Sunday, April 26, 2009

here's to you, mrs. mosby

nothing good happens after 2am, so why am i still awake?

good question, carrie. let's go to sleep.

alright, optimist carrie. let's try that.

Monday, April 20, 2009

It's like ten-thousand spoons, when all I need is a knife

Looking back on the key moments in my life thus far, I remember how confident I had been, never feeling more sure about the direction in which I was moving than I did at each and every one of those moments:

. . . the visit to CMU that solidified my enrollment at Spring Arbor . . .
. . . the discovery that I needed to study English Lit. despite the fact that I want nothing to do with writing, teaching, publishing, or lawyering . . .
. . . the afternoon spent hastily filling out countless forms before an upperclassman would take the unexpected spot on the Uganda trip . . .

It’s not every day that I feel so much of God’s peace all at once.

I’m still too close to these moments to really understand why they occurred, but I could tell by the heat that I was on the right track.

I can tell by this heat that I am on the right track.

But this confidence is new to me and is making me antsy. I have so much peace that I am uncomfortable. Seems a bit counterproductive, eh?

Wednesday, April 1, 2009

My thoughts on NYC, playlist not included…

I hate Times Square the way it is now. It is obnoxious. It is dirty. It is full of people pushing, shoving, and shopping.

I love Times Square for the potential that it has to become something far greater (Go find Hutch if you don’t believe me. He hangs out on the corner of 7th and 34th. Talk about perseverance through trials. What an inspiration that man was).

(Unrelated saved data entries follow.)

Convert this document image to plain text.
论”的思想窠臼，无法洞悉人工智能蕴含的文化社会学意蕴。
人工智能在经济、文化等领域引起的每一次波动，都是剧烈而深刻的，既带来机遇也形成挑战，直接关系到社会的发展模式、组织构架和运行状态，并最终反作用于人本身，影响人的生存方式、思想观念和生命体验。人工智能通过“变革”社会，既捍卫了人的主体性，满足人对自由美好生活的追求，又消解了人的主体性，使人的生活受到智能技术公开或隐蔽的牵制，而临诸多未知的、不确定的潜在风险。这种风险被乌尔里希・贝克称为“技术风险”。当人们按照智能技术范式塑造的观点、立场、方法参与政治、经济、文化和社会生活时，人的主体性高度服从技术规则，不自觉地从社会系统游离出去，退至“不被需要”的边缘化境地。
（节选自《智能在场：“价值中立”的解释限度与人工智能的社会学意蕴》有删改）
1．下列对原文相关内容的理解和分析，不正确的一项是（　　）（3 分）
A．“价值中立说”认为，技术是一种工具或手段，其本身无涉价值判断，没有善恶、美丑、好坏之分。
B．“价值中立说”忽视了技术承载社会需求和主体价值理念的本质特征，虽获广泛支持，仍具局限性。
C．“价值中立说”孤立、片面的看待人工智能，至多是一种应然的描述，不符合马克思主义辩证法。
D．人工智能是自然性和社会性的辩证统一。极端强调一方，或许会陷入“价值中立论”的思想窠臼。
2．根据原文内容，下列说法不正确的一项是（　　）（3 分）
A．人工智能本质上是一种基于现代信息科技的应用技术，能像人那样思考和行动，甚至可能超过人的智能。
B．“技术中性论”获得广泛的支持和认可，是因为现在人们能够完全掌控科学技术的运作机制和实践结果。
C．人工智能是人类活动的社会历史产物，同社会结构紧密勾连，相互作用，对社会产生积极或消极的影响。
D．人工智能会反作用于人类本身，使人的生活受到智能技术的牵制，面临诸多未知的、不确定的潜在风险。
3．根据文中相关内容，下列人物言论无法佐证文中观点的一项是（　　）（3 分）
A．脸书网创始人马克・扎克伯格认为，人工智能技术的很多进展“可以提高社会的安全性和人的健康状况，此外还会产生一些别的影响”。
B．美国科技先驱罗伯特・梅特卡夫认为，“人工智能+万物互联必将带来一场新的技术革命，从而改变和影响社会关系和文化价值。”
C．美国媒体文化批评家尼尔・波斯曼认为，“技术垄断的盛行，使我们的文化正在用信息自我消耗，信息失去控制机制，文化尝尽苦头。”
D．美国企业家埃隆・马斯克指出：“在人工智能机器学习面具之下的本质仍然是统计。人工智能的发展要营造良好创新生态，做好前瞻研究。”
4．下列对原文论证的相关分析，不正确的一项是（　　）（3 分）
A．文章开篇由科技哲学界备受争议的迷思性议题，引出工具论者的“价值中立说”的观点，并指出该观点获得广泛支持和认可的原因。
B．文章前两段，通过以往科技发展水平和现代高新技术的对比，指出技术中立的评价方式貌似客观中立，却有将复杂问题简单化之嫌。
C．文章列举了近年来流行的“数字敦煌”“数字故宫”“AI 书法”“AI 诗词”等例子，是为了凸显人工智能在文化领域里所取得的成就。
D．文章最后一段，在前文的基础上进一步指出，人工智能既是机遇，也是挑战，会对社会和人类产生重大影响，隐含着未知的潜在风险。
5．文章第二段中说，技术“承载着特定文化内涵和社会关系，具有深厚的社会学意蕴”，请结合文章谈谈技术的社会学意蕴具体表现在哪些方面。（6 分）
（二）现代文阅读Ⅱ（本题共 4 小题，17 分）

After spending nine full days in New York City, I have been intentionally carrying myself differently. New Yorkers do not look up when they walk. Looking up means making contact, means seeing that homeless man on the subway, means seeing that there is a problem—this is a problem that is not going to just go away by pretending that it’s not there.

But then again, if I can’t see it, it’s not there.

Object permanence, folks. We need to develop some, because once you’ve looked up, you have two options: apathy or action. Apathy is undoubtedly easier. There is so much going on in the city that it only takes a few more steps before you’ve found something to distract yourself. All you have to do is run through the typical scenarios and keep walking. He would only buy drugs and booze with it if I gave him any money. What if I get mugged? What if I find out that I actually care?

Action requires a decisive move. It calls you to put aside your insecurities and a lifetime of stereotypes. So go ahead. Risk getting rejected, sworn out, and turned away. Risk being the only person in three straight days who even speaks to that woman. Risk finding out that you have more in common with that guy sleeping under a tarp than you do with anyone else. Leave behind your pride and let God break your heart.

To have passion is to suffer. Christ is passionate for us; it was His Passion that led Him to the cross, and until we allow ourselves to feel compassion—quite literally to suffer with Him—we will never fully realize the humanity of our brothers and sisters, let alone our own humanity.

I am sick of walking on the sidewalk and looking at my feet every time I pass someone I don’t know—or sometimes even a person that I do know. I’ll have none of that anymore, thank you very much. No. As children of God, it is our responsibility to validate one another, and all it takes is recognizing another soul when we pass.